8. It shall be useful to quote for reference the relevant observations contained in Ranglal Agarwalla’s case (supra) as follows:
What we have said so far has brought us to the position that, in our view, a default clause in an instalment decree, under which it can be, but not must be, executed for the entire balance in the event of a default, is a provision entirely for the benefit of the decree-holder and merely gives him an option to avail himself of it, if he chooses, although it may be expressed in the form that the entire amount shall at once become due or payable; and further, that he cannot be deemed to have abandoned his rights under the order for instalments and elected to rely on the default clause unless there is clear proof of his having done so.
To our mind, the distinction between 59 I.A. 376 and the case before us is this that there the claim which would have been made on the occurrence of the default and the claim actually made in the suit brought were the same viz., a claim for the entire mortgage money; and since the limitation for both would obviously be the same, the Judicial Committee said that if the starting point had been ‘when the cause of action arose’ i.e., cause of action for the entire money now sued for, the position might have been different, that is to say, the cause of action for the suit before them, might have been said to have originated earlier.
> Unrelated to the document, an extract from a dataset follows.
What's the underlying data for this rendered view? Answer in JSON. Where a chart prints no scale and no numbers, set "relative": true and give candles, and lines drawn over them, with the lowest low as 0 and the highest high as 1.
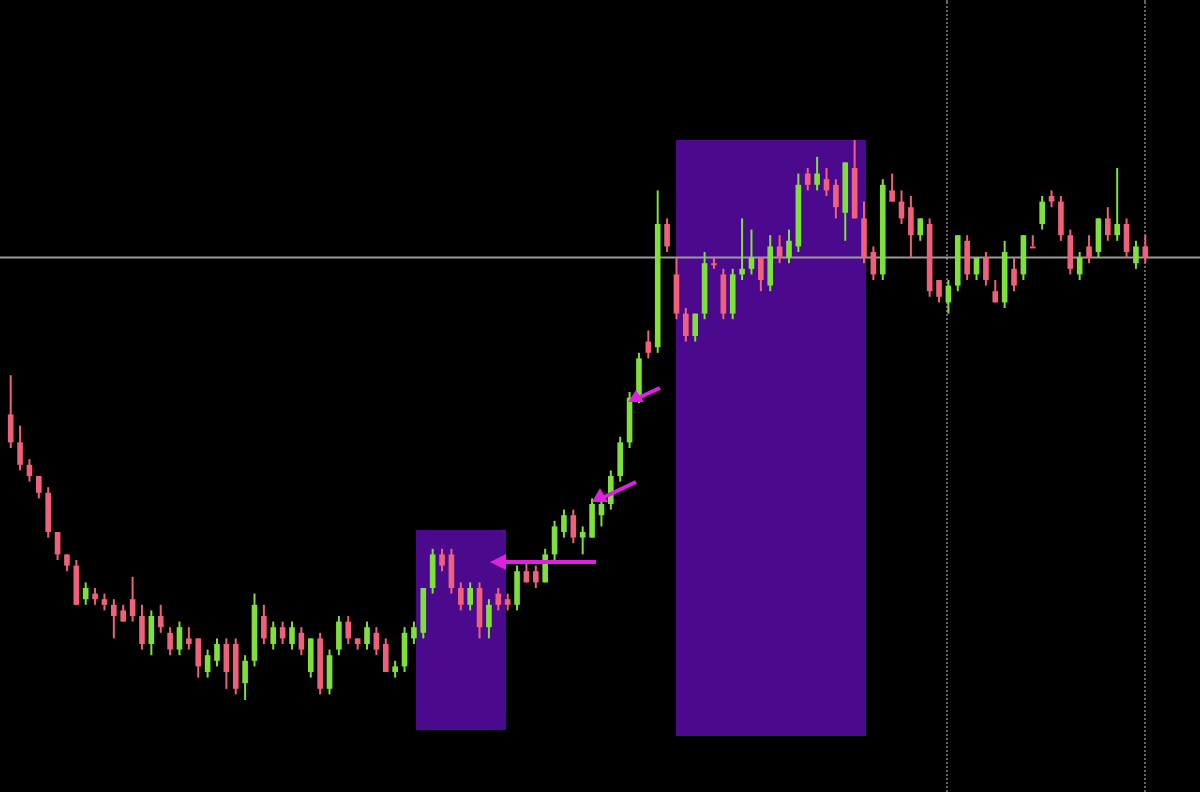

In the present case, the claim made in the application, viz., a claim for certain of the instalments, is not the same as that which could have been made on the occurrence of the default, viz.,, a claim for the entire balance and not only in the limitation for the two different, but the starting point under the Article applicable to the application, as made, is not anything like ‘when cause of action arose’. If the suit which the Judicial Committee had before them was a suit for some amount of the annual interest due and Their Lordships had said that the claim was neither maintainable nor within time, there might be some parallelism between that suit and the present application and such decision might perhaps be invoked by the opposite parties in their favour.
9. In view of above discussion, the execution in the present case is liable to be accepted insofar as balance three instalments and interest, costs, etc., are concerned and the impugned judgment, therefore, cannot be faulted with reasons what was offered or whatsoever. The revision application, therefore, deserves to be dismissed and the same is dismissed with costs.